I appreciated the differentiated learning opportunities for various levels of readers. The Read the Story feature has an option to read the story independently or have it read to them by tapping on the speaker button to the right of the text. Beginning readers who tap on the speaker button can hear the story read to them as text is highlighted. Not only does this assist emerging readers in following the story but it also aids in their development of sight-word vocabulary to read words that occur most often in text (often referred to as high frequency words) faster.
While there is no replay button for younger kids to hear the text repeated, it’s easy enough for them to scroll back a page using the left arrow at the upper left corner of the screen and forward again to hear it read again. I only wish that the text was a tiny bit bigger on smartphones! I think an iPad Mini or Galaxy Tab would be optimal for viewing text at a size that doesn’t strain young eyes.

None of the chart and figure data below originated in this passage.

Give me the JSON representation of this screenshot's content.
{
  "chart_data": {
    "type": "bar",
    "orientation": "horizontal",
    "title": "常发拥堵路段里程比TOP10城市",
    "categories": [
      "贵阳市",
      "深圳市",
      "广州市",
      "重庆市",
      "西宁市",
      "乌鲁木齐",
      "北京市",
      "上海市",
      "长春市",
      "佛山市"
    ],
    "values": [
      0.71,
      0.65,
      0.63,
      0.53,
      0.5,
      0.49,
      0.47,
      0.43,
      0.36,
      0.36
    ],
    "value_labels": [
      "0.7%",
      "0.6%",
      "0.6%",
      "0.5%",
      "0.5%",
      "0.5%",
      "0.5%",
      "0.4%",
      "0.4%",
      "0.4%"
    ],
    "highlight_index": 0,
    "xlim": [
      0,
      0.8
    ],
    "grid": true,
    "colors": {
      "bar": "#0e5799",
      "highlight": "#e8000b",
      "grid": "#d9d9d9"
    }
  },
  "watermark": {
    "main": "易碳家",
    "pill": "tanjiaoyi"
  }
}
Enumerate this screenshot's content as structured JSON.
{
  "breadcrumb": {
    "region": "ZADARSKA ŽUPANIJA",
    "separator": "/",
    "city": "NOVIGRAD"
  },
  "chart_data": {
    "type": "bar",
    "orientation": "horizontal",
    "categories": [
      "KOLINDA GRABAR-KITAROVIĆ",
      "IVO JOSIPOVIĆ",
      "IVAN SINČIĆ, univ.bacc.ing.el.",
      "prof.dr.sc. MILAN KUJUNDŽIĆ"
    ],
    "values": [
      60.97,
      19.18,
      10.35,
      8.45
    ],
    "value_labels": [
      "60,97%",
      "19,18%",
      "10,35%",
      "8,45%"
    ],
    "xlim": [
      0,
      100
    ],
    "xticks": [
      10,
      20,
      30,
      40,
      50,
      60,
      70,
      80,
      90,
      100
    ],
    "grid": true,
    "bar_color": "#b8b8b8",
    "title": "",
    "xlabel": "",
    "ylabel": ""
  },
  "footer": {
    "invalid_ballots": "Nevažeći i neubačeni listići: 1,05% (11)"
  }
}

Tapping on the pages of the digital book also reveals other surprises for kids to keep them engaged. Younger ages might just tap around but older children will notice the sparkles that guide them to find all of the fire safety tips in the 24 screen story.

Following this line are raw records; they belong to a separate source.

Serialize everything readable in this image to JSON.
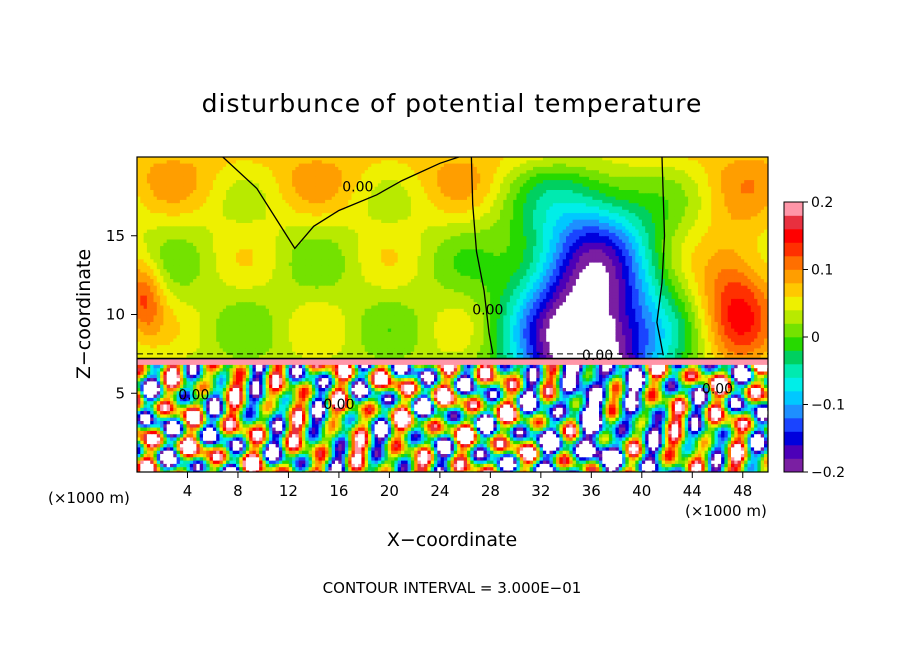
{
  "chart_data": {
    "type": "heatmap",
    "title": "disturbunce of potential temperature",
    "xlabel": "X−coordinate",
    "ylabel": "Z−coordinate",
    "x_unit_left": "(×1000 m)",
    "x_unit_right": "(×1000 m)",
    "xlim": [
      0,
      50
    ],
    "ylim": [
      0,
      20
    ],
    "x_ticks": [
      4,
      8,
      12,
      16,
      20,
      24,
      28,
      32,
      36,
      40,
      44,
      48
    ],
    "y_ticks": [
      5,
      10,
      15
    ],
    "colorbar": {
      "range": [
        -0.2,
        0.2
      ],
      "ticks": [
        0.2,
        0.1,
        0,
        -0.1,
        -0.2
      ],
      "tick_labels": [
        "0.2",
        "0.1",
        "0",
        "−0.1",
        "−0.2"
      ],
      "colors": [
        "#7a1fa2",
        "#4c00b8",
        "#0000dd",
        "#1a44ff",
        "#1e8fff",
        "#00c8ff",
        "#00eee8",
        "#00eab0",
        "#00d060",
        "#26d900",
        "#74e200",
        "#b8ea00",
        "#eef000",
        "#ffc800",
        "#ff9e00",
        "#ff6f00",
        "#ff3000",
        "#ff0000",
        "#e8303f",
        "#ff96a8"
      ]
    },
    "contour_labels": [
      {
        "x": 17.5,
        "z": 17.8,
        "text": "0.00"
      },
      {
        "x": 27.8,
        "z": 10.0,
        "text": "0.00"
      },
      {
        "x": 36.5,
        "z": 7.1,
        "text": "0.00"
      },
      {
        "x": 46.0,
        "z": 5.0,
        "text": "0.00"
      },
      {
        "x": 4.5,
        "z": 4.6,
        "text": "0.00"
      },
      {
        "x": 16.0,
        "z": 4.0,
        "text": "0.00"
      }
    ],
    "footer": "CONTOUR INTERVAL = 3.000E−01"
  }
}
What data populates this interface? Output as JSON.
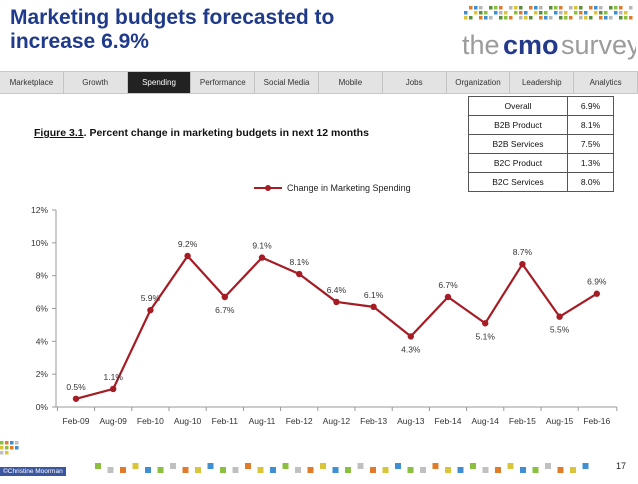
{
  "slide": {
    "title": "Marketing budgets forecasted to increase 6.9%",
    "logo": {
      "part1": "the",
      "part2": "cmo",
      "part3": "survey"
    },
    "figure_label": "Figure 3.1",
    "figure_caption": ".  Percent change in marketing budgets in next 12 months",
    "page_number": "17",
    "credit": "©Christine Moorman"
  },
  "nav": {
    "tabs": [
      "Marketplace",
      "Growth",
      "Spending",
      "Performance",
      "Social Media",
      "Mobile",
      "Jobs",
      "Organization",
      "Leadership",
      "Analytics"
    ],
    "active": "Spending"
  },
  "summary_table": [
    {
      "label": "Overall",
      "value": "6.9%"
    },
    {
      "label": "B2B Product",
      "value": "8.1%"
    },
    {
      "label": "B2B Services",
      "value": "7.5%"
    },
    {
      "label": "B2C Product",
      "value": "1.3%"
    },
    {
      "label": "B2C Services",
      "value": "8.0%"
    }
  ],
  "colors": {
    "series": "#a51c24",
    "title": "#1f3a8a",
    "nav_active": "#222222"
  },
  "chart_data": {
    "type": "line",
    "title": "",
    "xlabel": "",
    "ylabel": "",
    "ylim": [
      0,
      12
    ],
    "yticks": [
      0,
      2,
      4,
      6,
      8,
      10,
      12
    ],
    "ytick_labels": [
      "0%",
      "2%",
      "4%",
      "6%",
      "8%",
      "10%",
      "12%"
    ],
    "categories": [
      "Feb-09",
      "Aug-09",
      "Feb-10",
      "Aug-10",
      "Feb-11",
      "Aug-11",
      "Feb-12",
      "Aug-12",
      "Feb-13",
      "Aug-13",
      "Feb-14",
      "Aug-14",
      "Feb-15",
      "Aug-15",
      "Feb-16"
    ],
    "series": [
      {
        "name": "Change in Marketing Spending",
        "values": [
          0.5,
          1.1,
          5.9,
          9.2,
          6.7,
          9.1,
          8.1,
          6.4,
          6.1,
          4.3,
          6.7,
          5.1,
          8.7,
          5.5,
          6.9
        ],
        "labels": [
          "0.5%",
          "1.1%",
          "5.9%",
          "9.2%",
          "6.7%",
          "9.1%",
          "8.1%",
          "6.4%",
          "6.1%",
          "4.3%",
          "6.7%",
          "5.1%",
          "8.7%",
          "5.5%",
          "6.9%"
        ]
      }
    ],
    "legend": "top-center",
    "grid": false
  }
}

The digital book ends positively reinforcing all that has been learned through the story.
The Case of the Missing Smoke Alarms also features an interactive game where kids tap the screen to fly Sparky to collect batteries for his smoke alarm. Kids can unlock additional levels by solving some basic addition and subtraction problems and word problems too.
Game play could be tricky for ages younger than the intended audience of 6-8 year olds because of the math problems but also because of the coordination it requires to fly Sparky to collect batteries. I’d love to see a version of the app for younger ages with a shorter story, larger text, and a game that incorporates the smartphone’s built in accelerometer for tilt-to-play game play.
Through the app, kids can also access the music video, What’s That Sound by Recess Monkey that plays throughout the game. Additional music videos featuring Steve aka SteveSongs from PBSKids.org can be found on the Sparky School House website and through video channels like SchoolTube and YouTube for classroom and home access.
Sparky School House is also a treasure trove for lesson plans on important fire safety topics for teachers and homeschooling families with kids in grades PreK-3. Lessons are aligned with Common Core State Standards and include guides to help kids follow the choreography in the videos.
Additional educational fire safety resources and activities for families
- Sparky’s Birthday Surprise App- Another digital book in app form that teaches the importance of fire safety skills. Free for iOS and Android.
- Sparky’s Match Game– Kids are instructed to listen for the sound of the smoke alarm and click on the door while playing a Memory type-matching game. The ease of game play makes it easy for preschoolers to learn about the importance of leaving the house when the smoke alarm goes off.
- Downloadable printable worksheets- From helpful tools like the Home Fire Escape Plan Grid and the Home Safety Checklist to fun activities like the Kitchen Safety Hidden Pics, Sparky.org features age appropriate printables for home and school use.
- Rescue Dogs, Firefighting Heroes, and Science Facts eBook is free to download as a PDF, iOS, through Amazon Apps, or for Nook and Kobo readers.
I was compensated for my time in reviewing The Case of the Missing Smoke Alarms but all opinions are my own. Images courtesy of the National Fire Protection Association.